I’m still in this weird place where I go back and forth almost every other day about whether I like my face better now or with the beard. But today as I was feeling wishful for my beard again I looked back at my photos and realized I’ve gotten used to my face as it is now and my beard looks odd to me. I guess I’ve successfully adapted my brain to my facial  structure.

I am still having a lot of dysphoria around how dark and thick my hair follicles are on my face. And how my face constantly has red bumps, whiteheads, and cuts from shaving. So I reached out to a trans electrolysis esthetician about starting the process of permanent hair removal on my face. I can’t really afford it but I also can’t afford to live with this level of dysphoria either so I’ll have to find a way. It takes so long that I know I should start now.

Today I’m also having dysphoria around my double chin. I’ve tried to ignore it as I’ve continued to put on more weight over the last 10 years but it’s a lot more obvious without the beard. My jaw surgeon said that setting my chin back may make that part worse but he will do his best to reduce it. I may need a chin tuck at some point though.

Sometimes I regret shaving but I think realistically the only way through is forward.

Beard update pt 2

So the bad news is that my facial hair grows back a lot more slowly now and the stubble gives me so much dysphoria that I’m not sure it’s worth it. The good news is my hair grows so slowly now that I think I can get away with shaving every other day.

Beard update

Things I’ve realized so far:
1. I hate shaving
2. My skin hates shaving
 
3. I really liked my beard. It was dramatic and beautiful and served a role rather similar to makeup for me in giving shape to parts of my face that I wanted definition on. It was gloriously dense and curly which also means that underneath the hair follicles are really thick and visible without it.
 
4. I feel like the biggest reasons I shaved was about other people, not because I wanted to. I was curious to see if my face had changed underneath and if I could get used to it, and in that regard it was a successful experiment.
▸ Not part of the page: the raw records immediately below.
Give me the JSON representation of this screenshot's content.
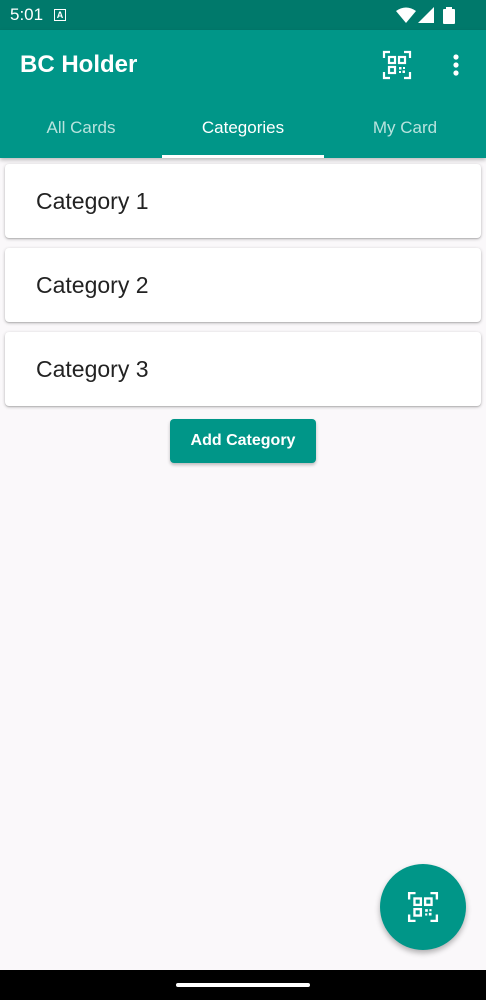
{
  "status_bar": {
    "time": "5:01",
    "notification_letter": "A"
  },
  "app_bar": {
    "title": "BC Holder",
    "color": "#009688",
    "dark_color": "#00796b"
  },
  "tabs": [
    {
      "label": "All Cards",
      "active": false
    },
    {
      "label": "Categories",
      "active": true
    },
    {
      "label": "My Card",
      "active": false
    }
  ],
  "categories": [
    {
      "label": "Category 1"
    },
    {
      "label": "Category 2"
    },
    {
      "label": "Category 3"
    }
  ],
  "add_button": {
    "label": "Add Category"
  },
  "icons": {
    "toolbar_scan": "qr-scan-icon",
    "overflow": "more-vert-icon",
    "fab": "qr-scan-icon"
  }
}
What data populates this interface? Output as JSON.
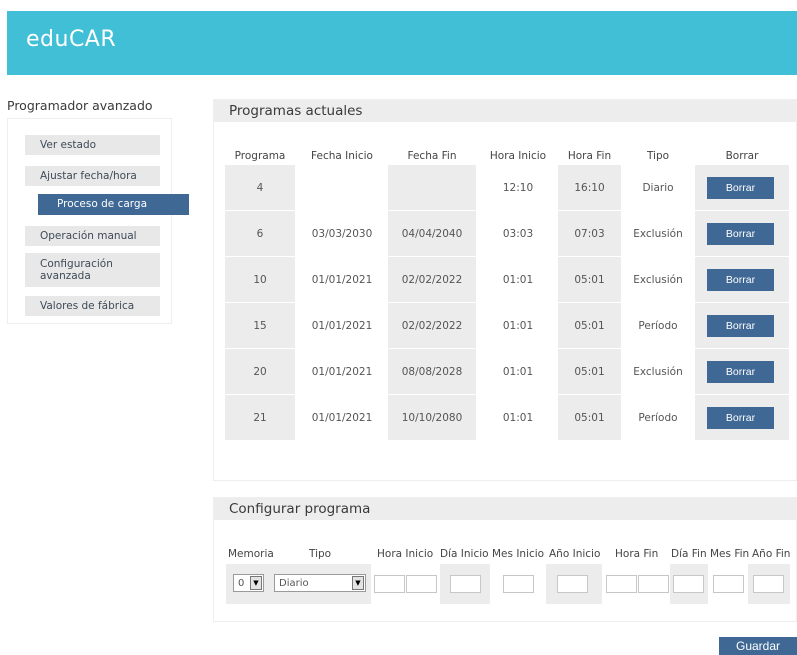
{
  "app": {
    "brand": "eduCAR"
  },
  "sidebar": {
    "title": "Programador avanzado",
    "items": [
      {
        "label": "Ver estado"
      },
      {
        "label": "Ajustar fecha/hora"
      },
      {
        "label": "Proceso de carga"
      },
      {
        "label": "Operación manual"
      },
      {
        "label": "Configuración avanzada"
      },
      {
        "label": "Valores de fábrica"
      }
    ]
  },
  "programs": {
    "title": "Programas actuales",
    "headers": [
      "Programa",
      "Fecha Inicio",
      "Fecha Fin",
      "Hora Inicio",
      "Hora Fin",
      "Tipo",
      "Borrar"
    ],
    "rows": [
      {
        "programa": "4",
        "fecha_inicio": "",
        "fecha_fin": "",
        "hora_inicio": "12:10",
        "hora_fin": "16:10",
        "tipo": "Diario",
        "borrar": "Borrar"
      },
      {
        "programa": "6",
        "fecha_inicio": "03/03/2030",
        "fecha_fin": "04/04/2040",
        "hora_inicio": "03:03",
        "hora_fin": "07:03",
        "tipo": "Exclusión",
        "borrar": "Borrar"
      },
      {
        "programa": "10",
        "fecha_inicio": "01/01/2021",
        "fecha_fin": "02/02/2022",
        "hora_inicio": "01:01",
        "hora_fin": "05:01",
        "tipo": "Exclusión",
        "borrar": "Borrar"
      },
      {
        "programa": "15",
        "fecha_inicio": "01/01/2021",
        "fecha_fin": "02/02/2022",
        "hora_inicio": "01:01",
        "hora_fin": "05:01",
        "tipo": "Período",
        "borrar": "Borrar"
      },
      {
        "programa": "20",
        "fecha_inicio": "01/01/2021",
        "fecha_fin": "08/08/2028",
        "hora_inicio": "01:01",
        "hora_fin": "05:01",
        "tipo": "Exclusión",
        "borrar": "Borrar"
      },
      {
        "programa": "21",
        "fecha_inicio": "01/01/2021",
        "fecha_fin": "10/10/2080",
        "hora_inicio": "01:01",
        "hora_fin": "05:01",
        "tipo": "Período",
        "borrar": "Borrar"
      }
    ]
  },
  "config": {
    "title": "Configurar programa",
    "headers": {
      "memoria": "Memoria",
      "tipo": "Tipo",
      "hora_inicio": "Hora Inicio",
      "dia_inicio": "Día Inicio",
      "mes_inicio": "Mes Inicio",
      "anio_inicio": "Año Inicio",
      "hora_fin": "Hora Fin",
      "dia_fin": "Día Fin",
      "mes_fin": "Mes Fin",
      "anio_fin": "Año Fin"
    },
    "memoria_value": "0",
    "tipo_value": "Diario",
    "save_label": "Guardar"
  }
}
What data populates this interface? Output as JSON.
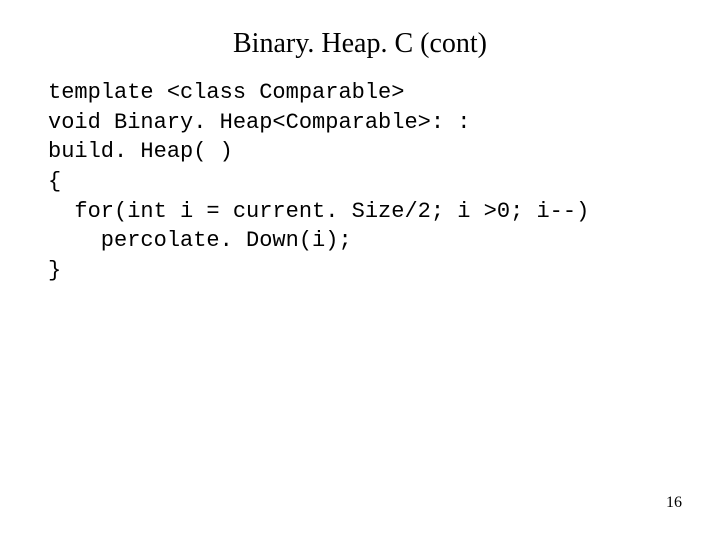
{
  "title": "Binary. Heap. C (cont)",
  "code": {
    "l1": "template <class Comparable>",
    "l2": "void Binary. Heap<Comparable>: :",
    "l3": "build. Heap( )",
    "l4": "{",
    "l5": "  for(int i = current. Size/2; i >0; i--)",
    "l6": "    percolate. Down(i);",
    "l7": "}"
  },
  "page_number": "16"
}
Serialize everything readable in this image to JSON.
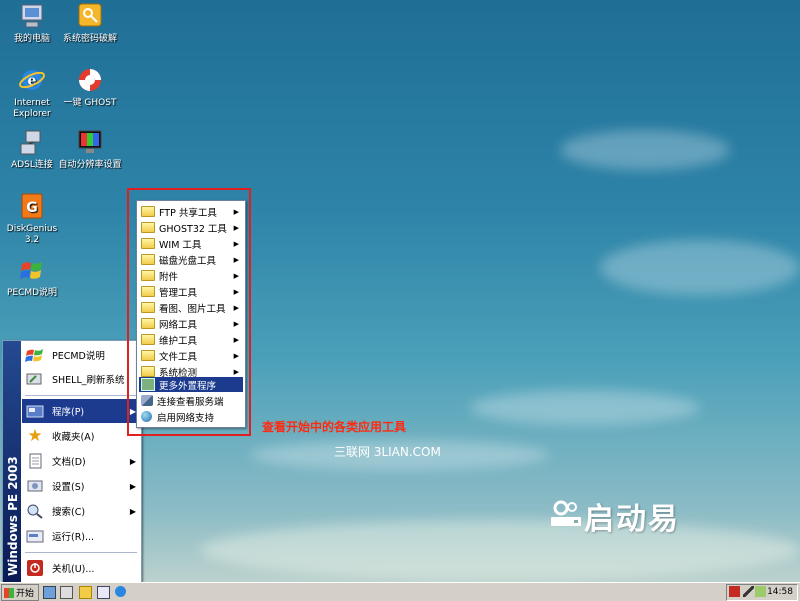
{
  "desktop": {
    "icons": [
      {
        "label": "我的电脑",
        "icon": "computer-icon"
      },
      {
        "label": "系统密码破解",
        "icon": "key-icon"
      },
      {
        "label": "Internet Explorer",
        "icon": "ie-icon"
      },
      {
        "label": "一键 GHOST",
        "icon": "lifebuoy-icon"
      },
      {
        "label": "ADSL连接",
        "icon": "network-icon"
      },
      {
        "label": "自动分辨率设置",
        "icon": "display-icon"
      },
      {
        "label": "DiskGenius 3.2",
        "icon": "diskgenius-icon"
      },
      {
        "label": "PECMD说明",
        "icon": "windows-flag-icon"
      }
    ]
  },
  "start_menu": {
    "banner": "Windows PE 2003",
    "pinned": [
      {
        "label": "PECMD说明",
        "icon": "windows-flag-icon"
      },
      {
        "label": "SHELL_刷新系统",
        "icon": "refresh-icon"
      }
    ],
    "items": [
      {
        "label": "程序(P)",
        "icon": "programs-icon",
        "has_submenu": true
      },
      {
        "label": "收藏夹(A)",
        "icon": "star-icon",
        "has_submenu": false
      },
      {
        "label": "文档(D)",
        "icon": "documents-icon",
        "has_submenu": true
      },
      {
        "label": "设置(S)",
        "icon": "settings-icon",
        "has_submenu": true
      },
      {
        "label": "搜索(C)",
        "icon": "search-icon",
        "has_submenu": true
      },
      {
        "label": "运行(R)...",
        "icon": "run-icon",
        "has_submenu": false
      }
    ],
    "shutdown_label": "关机(U)..."
  },
  "submenu": {
    "items": [
      {
        "label": "FTP 共享工具",
        "has_submenu": true
      },
      {
        "label": "GHOST32 工具",
        "has_submenu": true
      },
      {
        "label": "WIM 工具",
        "has_submenu": true
      },
      {
        "label": "磁盘光盘工具",
        "has_submenu": true
      },
      {
        "label": "附件",
        "has_submenu": true
      },
      {
        "label": "管理工具",
        "has_submenu": true
      },
      {
        "label": "看图、图片工具",
        "has_submenu": true
      },
      {
        "label": "网络工具",
        "has_submenu": true
      },
      {
        "label": "维护工具",
        "has_submenu": true
      },
      {
        "label": "文件工具",
        "has_submenu": true
      },
      {
        "label": "系统检测",
        "has_submenu": true
      },
      {
        "label": "更多外置程序",
        "has_submenu": false
      },
      {
        "label": "连接查看服务端",
        "has_submenu": false
      },
      {
        "label": "启用网络支持",
        "has_submenu": false
      }
    ]
  },
  "annotation": "查看开始中的各类应用工具",
  "watermark": "三联网 3LIAN.COM",
  "logo_text": "启动易",
  "taskbar": {
    "start_label": "开始",
    "clock": "14:58"
  },
  "colors": {
    "highlight": "#e02020",
    "menu_selection": "#1c3b8e"
  }
}
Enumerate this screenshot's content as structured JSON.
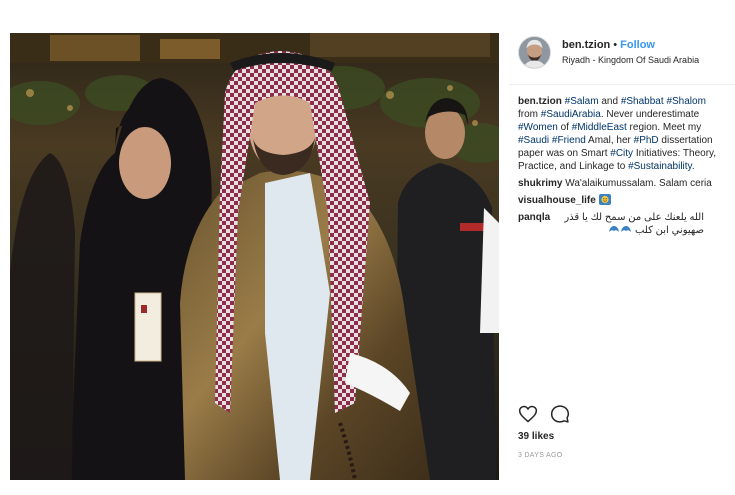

But mostly it was because I feel like having the beard makes a lot of people jump to very gendered expectations of me and they are less likely to see me as trans even if I’m wearing a dress. And I am really tired of living in such a gendered world and in a society that bars me from many activities if I don’t look like I’m trying hard enough to be a woman (even in supposedly trans inclusive spaces). But the solution isn’t necessarily for me to try to conform to that image but to keep trying to do what I want and fits with my own experience and dysphoria. And to continue trying to learn to ignore other people’s opinions and prejudices.
 
5. Seeing the dark shadow on my lower face and feeling the scratchy texture of my skin gives me far more dysphoria than having the beard. If I do want to get rid of it, I will likely have to wait until I can afford laser hair removal.
 
I think I’m going to start growing it back which shouldn’t take long with my face. Though perhaps longer now that I’m on estrogen than before.
 
Thank you to everyone who was so affirming of my little experiment and gave me so many lovely compliments and shaving advice.

Beard update – day 3

It’s been 3 days since I shaved and I’m still not sure how I feel about being beardless. I am getting used to seeing my face and my chin is causing less dysphoria than I expected. But seeing the 5 o’clock shadow from my thick, dense hair follicles that never seems to go away is causing a lot of dysphoria that I never felt with an intentional beard. And it’s aggravated by the fact that no matter what I do, my face is still getting red bumps and reacting poorly to shaving.

Unless I can figure out some technique that simultaneously gets me a smoother face with less irritation soon, I think I’ll just go back to the beard at least until I can afford laser therapy for my face.